Ce jugement « confirme ce qu'ont dit les communautés autochtones et les Canadiens et Canadiennes tout au long de ce processus », a ajouté M. Singh.
C'est un échec du gouvernement libéral quant au devoir de respecter les droits des peuples autochtones et une réconciliation véritable.
Ottawa n'a pas évalué l'impact de ce développement sur le littoral fragile et sur les emplois touristiques et l'industrie marine qui dépendent d'un environnement sain, a-t-il avancé.

Des activistes de l'organisation Greenpeace ont déployé une banderole le 19 juillet 2018 le long du mât du stade olympique à Montréal, après l'avoir escaladé.

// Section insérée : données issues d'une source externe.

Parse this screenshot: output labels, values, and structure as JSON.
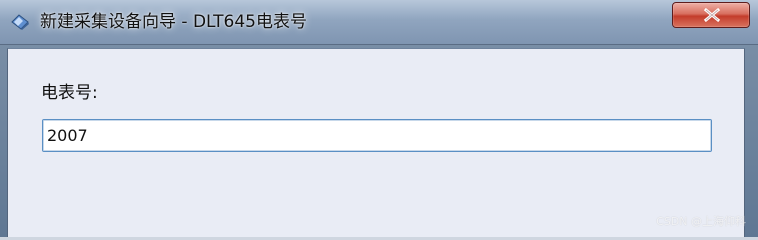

Photo : Radio-Canada / Alexandre Letendre
Appel à l'abandon
Aux yeux de Greenpeace Canada, la décision de la Cour d'appel est l'occasion idéale, pour Ottawa, de se retirer du projet. « Il est temps que le premier ministre Trudeau se rende à l’évidence et prenne les milliards de dollars publics prévus pour ce projet et les investisse pour accélérer la transition vers une économie basée sur les énergies renouvelables », a ainsi déclaré Patrick Bonin, porte-parole de l'organisme environnemental.
Avec les feux de forêt, les inondations et la fumée étouffante de cet été, le premier ministre ne peut plus ignorer les coûts de l’inaction en matière de climat et doit saisir l’opportunité créée par la décision d’aujourd’hui pour se placer du bon côté de l’histoire.
M. Bonin estime par ailleurs que la décision d'Ottawa d'acheter le projet d'oléoduc, pour un montant de 4,5 milliards de dollars, allait à l'encontre des engagements canadiens dans le dossier de l'Accord de Paris, qui vise à restreindre le réchauffement climatique mondial.